The Basiica of our Lady of Candelaria was designed by the Tenerife architect Enrique Marrero Regalado and completed in 1959. It is of neo-Canarian design. In 2011 it was give the status of a minor Basilica by Pope Benedict XVI. The main altar is decorated with an immense mural by Jose Agular and houses the present statue of Candelaria. The original miraculous effigy which had been found by the Guanches on 15 August 1392 was lost in the flood of 1826 and the present sculpture of the "brown" virgin was created to replace it. The new statue, like the original, holds a candlestick. The feast of our Lady of Candelaria is celebrated on 2 February. The Fundacion Canaria Sanctuario de Candelaria has a very well stocked shop accessed from the north side of the basilica with a variety of religious souvenirs, books, rosaries and medals.
A short road along the ocean leads to the Achbinico Cave and the San Blas shrine, with the small statue of the virgin inside the cave and an unnamed painting in the chapel outside. The chapel annex to the cave was built in 1789. Another cave, the cave of the camels, is next door. This cave was used as a shelter for camels which belonged to immigrants from Fuertaventura and the remains of candles show that the cave is still used as a shelter and for prayer.

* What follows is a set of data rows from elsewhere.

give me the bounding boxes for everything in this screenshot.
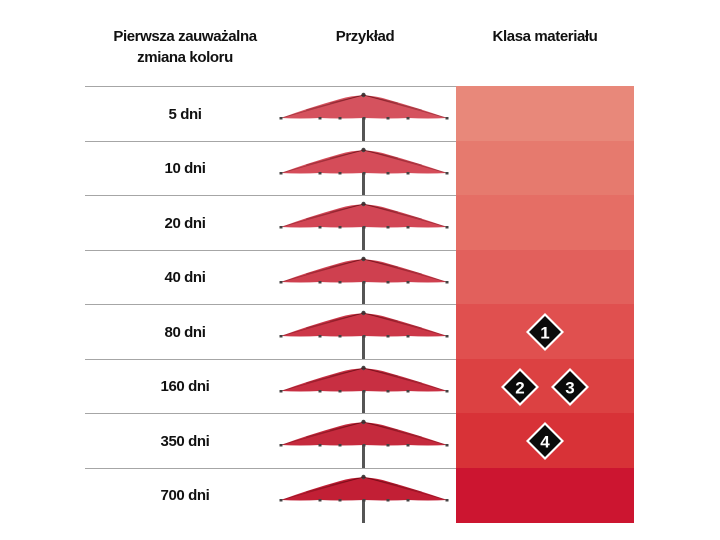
diamond-number-badge-icon: 2 [501,367,539,406]
umbrella-icon [279,201,449,250]
header-material-class: Klasa materiału [492,28,598,45]
fade-swatch [456,358,634,414]
badge-number: 2 [515,378,524,397]
table-row: 80 dni 1 [85,304,634,360]
header-first-change: Pierwsza zauważalna zmiana koloru [85,26,285,68]
duration-label: 20 dni [164,214,206,232]
fade-swatch [456,140,634,196]
duration-label: 5 dni [168,105,202,123]
duration-label: 80 dni [164,323,206,341]
fade-swatch [456,249,634,305]
fade-swatch [456,195,634,251]
duration-label: 10 dni [164,160,206,177]
table-row: 160 dni 2 3 [85,358,634,414]
table-row: 20 dni [85,195,634,251]
badge-number: 1 [540,324,549,343]
header-first-change-line-1: Pierwsza zauważalna [113,28,257,45]
umbrella-icon [279,419,449,468]
diamond-number-badge-icon: 3 [551,367,589,406]
umbrella-icon [279,256,449,305]
umbrella-icon [279,474,449,523]
umbrella-icon [279,92,449,141]
table-row: 350 dni 4 [85,413,634,469]
fade-swatch [456,86,634,142]
umbrella-icon [279,147,449,196]
header-first-change-line-2: zmiana koloru [137,49,233,66]
duration-label: 350 dni [160,432,210,450]
material-class-badges: 1 [456,305,634,359]
badge-number: 3 [565,378,574,397]
badge-number: 4 [540,433,550,452]
umbrella-icon [279,365,449,414]
header-example: Przykład [335,28,395,45]
duration-label: 160 dni [160,378,210,395]
fade-table: 5 dni 10 dni 20 dni 40 dni 80 dni 1 160 dni 2 3 3… [85,86,634,523]
duration-label: 40 dni [164,269,206,286]
fade-swatch [456,467,634,523]
diamond-number-badge-icon: 1 [526,313,564,351]
table-row: 5 dni [85,86,634,142]
diamond-number-badge-icon: 4 [526,422,564,460]
material-class-badges: 4 [456,414,634,468]
umbrella-icon [279,310,449,359]
duration-label: 700 dni [160,487,210,504]
table-row: 10 dni [85,140,634,196]
table-row: 700 dni [85,467,634,523]
table-row: 40 dni [85,249,634,305]
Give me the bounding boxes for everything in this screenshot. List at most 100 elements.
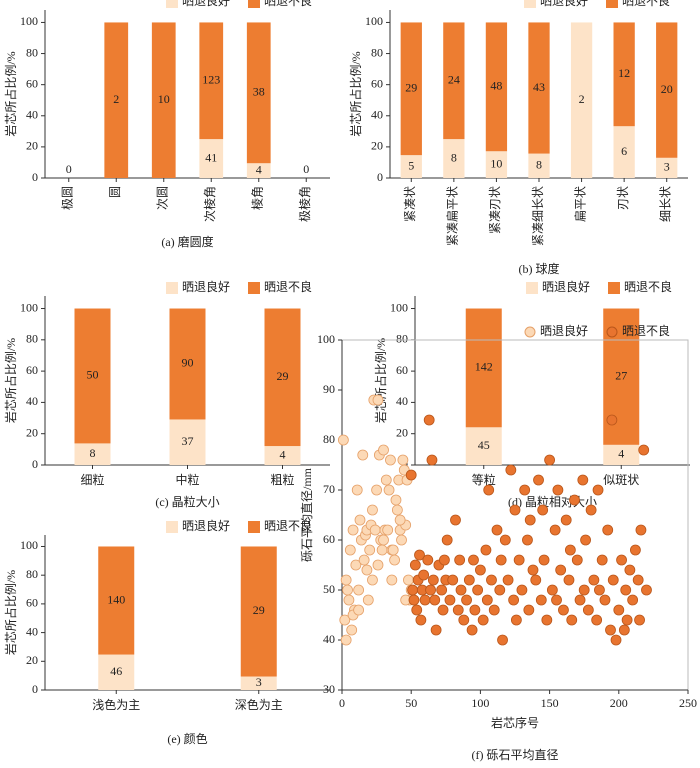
- point: [627, 594, 639, 606]
- point: [389, 554, 400, 566]
- legend-label: 晒退良好: [182, 518, 230, 533]
- x-tick-label: 200: [610, 696, 628, 710]
- point: [538, 554, 550, 566]
- y-tick-label: 0: [377, 170, 383, 184]
- point: [551, 594, 562, 606]
- point: [481, 594, 493, 606]
- point: [439, 554, 450, 566]
- bar-segment: [169, 308, 206, 420]
- point: [527, 564, 539, 576]
- bar-segment: [240, 546, 277, 677]
- point: [386, 574, 398, 586]
- bar-segment: [465, 427, 502, 465]
- x-tick-label: 细粒: [80, 472, 104, 487]
- point: [358, 554, 370, 566]
- point: [560, 514, 572, 526]
- point: [454, 554, 466, 566]
- point: [436, 584, 448, 596]
- point: [346, 624, 358, 636]
- bar-segment: [465, 308, 502, 428]
- y-tick-label: 80: [396, 332, 408, 346]
- x-tick-label: 150: [541, 696, 559, 710]
- point: [510, 614, 522, 626]
- count-label: 4: [256, 162, 262, 176]
- point: [569, 494, 580, 506]
- legend-label: 晒退不良: [264, 518, 312, 533]
- point: [350, 559, 362, 571]
- point: [361, 564, 373, 576]
- bar-segment: [199, 22, 224, 140]
- chart-caption: (f) 砾石平均直径: [472, 748, 559, 762]
- point: [546, 584, 558, 596]
- bar-segment: [246, 22, 271, 164]
- x-tick-label: 浅色为主: [92, 698, 140, 712]
- point: [342, 584, 353, 596]
- y-tick-label: 0: [32, 682, 38, 696]
- point: [571, 554, 583, 566]
- point: [340, 574, 352, 586]
- legend-label: 晒退良好: [182, 0, 230, 8]
- y-tick-label: 100: [20, 14, 38, 28]
- y-axis-label: 岩芯所占比例/%: [3, 570, 18, 655]
- point: [495, 554, 507, 566]
- count-label: 45: [478, 438, 490, 452]
- point: [606, 414, 618, 426]
- y-tick-label: 100: [365, 14, 383, 28]
- count-label: 48: [490, 79, 502, 93]
- count-label: 0: [303, 162, 309, 176]
- point: [339, 614, 351, 626]
- point: [483, 484, 495, 496]
- point: [544, 454, 555, 466]
- count-label: 4: [280, 447, 286, 461]
- bar-segment: [443, 22, 465, 140]
- point: [450, 514, 461, 526]
- legend-swatch: [166, 521, 178, 533]
- bar-segment: [264, 308, 301, 447]
- y-axis-label: 岩芯所占比例/%: [373, 338, 388, 423]
- legend-swatch: [608, 282, 620, 294]
- legend-label: 晒退良好: [182, 279, 230, 294]
- point: [387, 544, 399, 556]
- x-tick-label: 粗粒: [270, 472, 294, 487]
- point: [441, 534, 453, 546]
- point: [382, 524, 394, 536]
- point: [635, 524, 647, 536]
- bar-segment: [169, 419, 206, 465]
- y-tick-label: 30: [323, 682, 335, 696]
- point: [415, 614, 427, 626]
- bar-segment: [400, 22, 422, 156]
- point: [396, 534, 407, 546]
- point: [458, 614, 470, 626]
- point: [343, 594, 355, 606]
- point: [596, 554, 608, 566]
- point: [391, 504, 403, 516]
- point: [427, 574, 439, 586]
- point: [447, 574, 459, 586]
- y-tick-label: 100: [20, 538, 38, 552]
- y-tick-label: 40: [26, 394, 38, 408]
- x-tick-label: 250: [679, 696, 697, 710]
- legend-marker: [606, 326, 618, 338]
- point: [367, 504, 378, 516]
- point: [477, 614, 489, 626]
- point: [354, 514, 366, 526]
- legend-label: 晒退不良: [264, 0, 312, 8]
- point: [524, 514, 536, 526]
- chart-caption: (d) 晶粒相对大小: [508, 494, 597, 509]
- point: [574, 594, 586, 606]
- point: [610, 634, 622, 646]
- point: [516, 584, 528, 596]
- point: [397, 454, 409, 466]
- point: [378, 444, 389, 456]
- point: [353, 584, 365, 596]
- count-label: 5: [408, 158, 414, 172]
- bar-segment: [528, 22, 550, 154]
- y-axis-label: 砾石平均直径/mm: [300, 467, 314, 562]
- point: [578, 584, 590, 596]
- y-tick-label: 60: [26, 76, 38, 90]
- bar-segment: [246, 163, 271, 178]
- x-tick-label: 100: [471, 696, 489, 710]
- point: [505, 464, 517, 476]
- count-label: 46: [110, 664, 122, 678]
- y-tick-label: 60: [396, 363, 408, 377]
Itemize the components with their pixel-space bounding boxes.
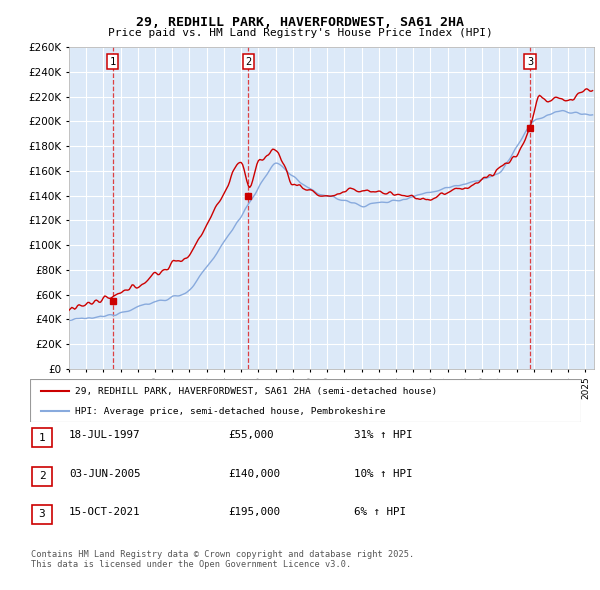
Text: 10% ↑ HPI: 10% ↑ HPI [354, 469, 413, 478]
Text: 15-OCT-2021: 15-OCT-2021 [69, 507, 140, 517]
Text: 6% ↑ HPI: 6% ↑ HPI [354, 507, 406, 517]
Text: £195,000: £195,000 [228, 507, 280, 517]
Text: 3: 3 [527, 57, 533, 67]
Text: 1: 1 [110, 57, 116, 67]
Text: 29, REDHILL PARK, HAVERFORDWEST, SA61 2HA (semi-detached house): 29, REDHILL PARK, HAVERFORDWEST, SA61 2H… [75, 387, 437, 396]
Text: 2: 2 [38, 471, 46, 481]
Text: 18-JUL-1997: 18-JUL-1997 [69, 431, 140, 440]
Text: £55,000: £55,000 [228, 431, 274, 440]
Text: 3: 3 [38, 510, 46, 519]
Text: 29, REDHILL PARK, HAVERFORDWEST, SA61 2HA: 29, REDHILL PARK, HAVERFORDWEST, SA61 2H… [136, 16, 464, 29]
Text: 1: 1 [38, 433, 46, 442]
Text: 03-JUN-2005: 03-JUN-2005 [69, 469, 140, 478]
Text: 31% ↑ HPI: 31% ↑ HPI [354, 431, 413, 440]
Text: Price paid vs. HM Land Registry's House Price Index (HPI): Price paid vs. HM Land Registry's House … [107, 28, 493, 38]
Text: 2: 2 [245, 57, 251, 67]
Text: Contains HM Land Registry data © Crown copyright and database right 2025.
This d: Contains HM Land Registry data © Crown c… [31, 550, 415, 569]
Text: HPI: Average price, semi-detached house, Pembrokeshire: HPI: Average price, semi-detached house,… [75, 407, 386, 416]
Text: £140,000: £140,000 [228, 469, 280, 478]
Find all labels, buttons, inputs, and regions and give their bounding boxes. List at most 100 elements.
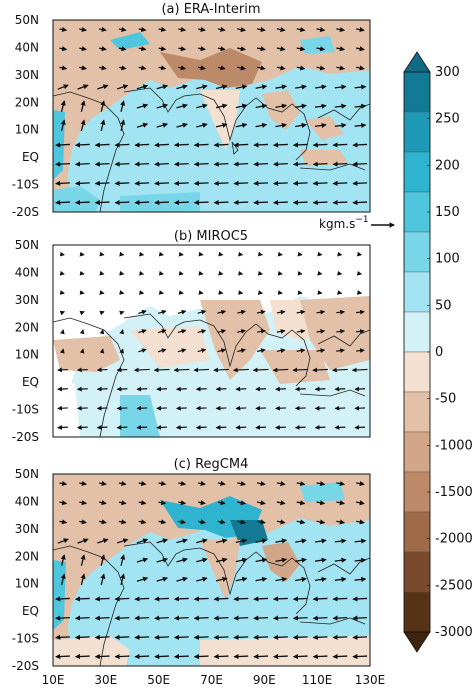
wind-vector xyxy=(175,637,189,638)
wind-vector xyxy=(155,618,169,619)
colorbar-segment xyxy=(404,552,430,592)
lat-tick-label: 50N xyxy=(15,467,39,481)
wind-vector xyxy=(195,637,209,638)
wind-vector xyxy=(56,202,70,203)
colorbar-tick-label: 300 xyxy=(435,65,460,80)
wind-vector xyxy=(254,637,268,638)
lat-tick-label: -20S xyxy=(12,659,39,673)
colorbar-under-arrow xyxy=(404,632,430,652)
wind-vector xyxy=(135,164,149,165)
wind-vector xyxy=(63,330,64,333)
lon-tick-label: 50E xyxy=(147,673,170,687)
wind-vector xyxy=(254,164,268,165)
colorbar-tick-label: -50 xyxy=(435,392,456,407)
colorbar-segment xyxy=(404,352,430,392)
wind-vector xyxy=(56,598,70,599)
wind-vector xyxy=(96,164,110,165)
wind-vector xyxy=(254,369,269,370)
wind-vector xyxy=(274,656,288,657)
colorbar-segment xyxy=(404,232,430,272)
wind-vector xyxy=(63,349,64,352)
wind-vector xyxy=(294,637,308,638)
vector-reference: kgm.s−1 xyxy=(319,215,394,231)
wind-vector xyxy=(56,618,70,619)
colorbar-segment xyxy=(404,312,430,352)
lat-tick-label: 40N xyxy=(15,494,39,508)
colorbar-tick-label: -2000 xyxy=(435,532,473,547)
lat-tick-label: 40N xyxy=(15,40,39,54)
wind-vector xyxy=(135,369,150,370)
panel-b-map xyxy=(53,245,370,437)
wind-vector xyxy=(214,369,229,370)
wind-vector xyxy=(96,656,110,657)
wind-vector xyxy=(333,202,347,203)
wind-vector xyxy=(135,598,149,599)
lat-tick-label: EQ xyxy=(22,150,39,164)
lon-tick-label: 130E xyxy=(355,673,386,687)
wind-vector xyxy=(294,164,308,165)
lat-tick-label: -10S xyxy=(12,403,39,417)
lat-tick-label: 10N xyxy=(15,577,39,591)
lat-tick-label: -20S xyxy=(12,205,39,219)
wind-vector xyxy=(234,637,248,638)
vector-reference-label: kgm.s xyxy=(319,217,355,231)
wind-vector xyxy=(214,656,228,657)
colorbar-segment xyxy=(404,472,430,512)
wind-vector xyxy=(174,369,189,370)
wind-vector xyxy=(333,618,347,619)
panel-a: (a) ERA-Interim xyxy=(53,2,370,212)
wind-vector xyxy=(122,330,123,333)
wind-vector xyxy=(214,618,228,619)
colorbar-segment xyxy=(404,512,430,552)
colorbar-tick-label: -2500 xyxy=(435,578,473,593)
colorbar-segment xyxy=(404,192,430,232)
wind-vector xyxy=(122,349,123,352)
colorbar-segment xyxy=(404,392,430,432)
wind-vector xyxy=(76,164,90,165)
lon-tick-label: 110E xyxy=(302,673,333,687)
wind-vector xyxy=(234,598,248,599)
wind-vector xyxy=(214,202,228,203)
wind-vector xyxy=(294,618,308,619)
wind-vector xyxy=(214,183,228,184)
wind-vector xyxy=(195,618,209,619)
wind-vector xyxy=(313,656,327,657)
wind-vector xyxy=(195,656,209,657)
wind-vector xyxy=(154,369,169,370)
wind-vector xyxy=(115,183,129,184)
wind-vector xyxy=(313,164,327,165)
colorbar-tick-label: 250 xyxy=(435,112,460,127)
wind-vector xyxy=(234,164,248,165)
wind-vector xyxy=(195,202,209,203)
wind-vector xyxy=(274,183,288,184)
wind-vector xyxy=(76,144,90,145)
wind-vector xyxy=(353,144,367,145)
wind-vector xyxy=(273,369,288,370)
wind-vector xyxy=(313,598,327,599)
wind-vector xyxy=(313,183,327,184)
wind-vector xyxy=(234,618,248,619)
wind-vector xyxy=(353,183,367,184)
wind-vector xyxy=(175,164,189,165)
wind-vector xyxy=(96,637,110,638)
lat-tick-label: -10S xyxy=(12,178,39,192)
vector-reference-exponent: −1 xyxy=(355,215,368,225)
wind-vector xyxy=(175,656,189,657)
lon-tick-label: 70E xyxy=(200,673,223,687)
wind-vector xyxy=(353,618,367,619)
wind-vector xyxy=(82,330,83,333)
wind-vector xyxy=(333,656,347,657)
wind-vector xyxy=(175,202,189,203)
wind-vector xyxy=(195,144,209,145)
wind-vector xyxy=(234,144,248,145)
wind-vector xyxy=(155,598,169,599)
wind-vector xyxy=(96,144,110,145)
wind-vector xyxy=(135,202,149,203)
wind-vector xyxy=(313,618,327,619)
wind-vector xyxy=(56,164,70,165)
wind-vector xyxy=(333,164,347,165)
wind-vector xyxy=(353,598,367,599)
colorbar-tick-label: 150 xyxy=(435,205,460,220)
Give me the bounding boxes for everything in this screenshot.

Walking back to the bus stop along a row of arches it was a surprise to reach the Centre for Arts and Culture and the nearby extensive Belén. Each part of the tableau was marked with a different local village and we presumed it was a project which was shared by everyone. It was just opposite the Tourist Information Office and we could not understand why we had not seen it earlier.
After a stroll along the promenade, passing the Town Hall and then to the fishing harbour, we decided it was time to go back to Santa Cruz for the afternoon. At our turning point there were a few shops, including a hairdressers for dogs, and a matching animal charity shop. We have 2 more CDs but don't know what they will sound like until we get back home.
By luck the next bus back to Santa Cruz was due in 1 minute. We found a seat and then had plenty of time to explore Santa Cruz, in particular the area around the Wave, the Auditorium of Tenerife, designed by Santiago Calatrava. We tried to have a drink in the cafe, so we could look inside the auditorium, but the outdoor tables were all full or "reserved" so we walked around inside anyway. The acoustics are supposed to be superb but we noticed the outside white tiling has started to suffer and break away so there will need to be restoration work in the near future. The gardens and paths have been restored and both the Castle of San Juan and the old munitions store have interpretation boards. In the garden outside there is a mobile steel sculpture which was designed by the famous Lanzarote sculpture Cesar Manrique who died in 1992. He also designed the Parque Maritimo, a large water entertainment area nearby which was closed for maintenance.
There was time for a short detour into the familiar shopping streets but many places were already closed for the lunchtime siesta. Our final stop was at the Pza del Principe with the Museo de Bellas Artes and then back alongside the Church of Saint Francis to the Plaza de Espana and the footbridge with the blue line which leads to the port.